Two circles with radii $1$ and $2$ have a common center at the point $O$. The vertex $A$ of the regular triangle $ABC$ lies on the larger circle, and the middpoint of the base $CD$ lies on the smaller one. What can the angle $BOC$ be equal to?

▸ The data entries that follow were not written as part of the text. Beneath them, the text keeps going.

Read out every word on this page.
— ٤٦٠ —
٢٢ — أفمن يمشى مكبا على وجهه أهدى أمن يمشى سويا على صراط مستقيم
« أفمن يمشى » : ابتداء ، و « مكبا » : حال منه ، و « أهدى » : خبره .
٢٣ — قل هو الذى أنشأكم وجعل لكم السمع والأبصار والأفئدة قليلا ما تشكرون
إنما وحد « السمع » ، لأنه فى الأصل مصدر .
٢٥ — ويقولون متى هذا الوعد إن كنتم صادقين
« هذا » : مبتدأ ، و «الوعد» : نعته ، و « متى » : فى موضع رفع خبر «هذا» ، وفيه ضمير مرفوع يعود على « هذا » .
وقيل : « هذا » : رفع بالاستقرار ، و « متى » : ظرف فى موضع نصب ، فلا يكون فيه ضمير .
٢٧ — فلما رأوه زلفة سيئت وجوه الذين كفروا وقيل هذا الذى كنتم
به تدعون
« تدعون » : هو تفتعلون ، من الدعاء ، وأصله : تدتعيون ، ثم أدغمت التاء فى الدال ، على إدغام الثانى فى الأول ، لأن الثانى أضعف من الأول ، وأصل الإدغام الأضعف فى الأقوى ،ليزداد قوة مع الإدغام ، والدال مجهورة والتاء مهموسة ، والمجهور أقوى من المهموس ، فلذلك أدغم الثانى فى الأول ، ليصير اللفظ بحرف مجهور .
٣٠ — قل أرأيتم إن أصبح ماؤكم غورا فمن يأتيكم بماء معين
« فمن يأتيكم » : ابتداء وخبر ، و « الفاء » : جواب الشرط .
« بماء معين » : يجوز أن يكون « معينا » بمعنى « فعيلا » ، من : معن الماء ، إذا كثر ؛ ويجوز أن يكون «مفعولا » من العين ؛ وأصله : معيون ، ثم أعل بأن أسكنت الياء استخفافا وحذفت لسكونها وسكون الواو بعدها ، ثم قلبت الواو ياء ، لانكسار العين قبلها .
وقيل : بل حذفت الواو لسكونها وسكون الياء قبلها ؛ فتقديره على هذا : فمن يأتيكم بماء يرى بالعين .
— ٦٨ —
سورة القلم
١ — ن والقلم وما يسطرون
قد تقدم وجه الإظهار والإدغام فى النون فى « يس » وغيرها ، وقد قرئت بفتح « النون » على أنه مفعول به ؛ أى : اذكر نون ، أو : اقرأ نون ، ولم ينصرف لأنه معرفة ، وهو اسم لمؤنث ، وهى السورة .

Let $M$ be the midpoint of $\overline{CB}$ and $O'$ be the reflection of $O$ with respect to $M$. Let $G$ be the centroid of $\triangle ACB$ then $\frac{\overline{AG}}{\overline{AM}} = \frac{2}{3}$, also we have $|MO|=|MO'|$ so $G$ is the centroid of $\triangle AOO'$ Hence $OG$ passes through the midpoint of $\overline{AO'}$
combined with the fact that $|OO'|=|OA|$ we get that $O$ is equidistant from $A,O$ so $G$ is the center of $(ACBO')$ which clearly means $ACBO'$ is cyclic. We have $\measuredangle CAB \equiv \measuredangle CO'B(mod 180^{\circ})$ so $\angle COB(=\angle CO'B$) is either $60^{\circ}$ or $120^{\circ}$. To see that both of these angles are really answers consider two different constructions, in both $BC \perp AO$ and $G$ be one the intersections of $AO$ with the smaller circle.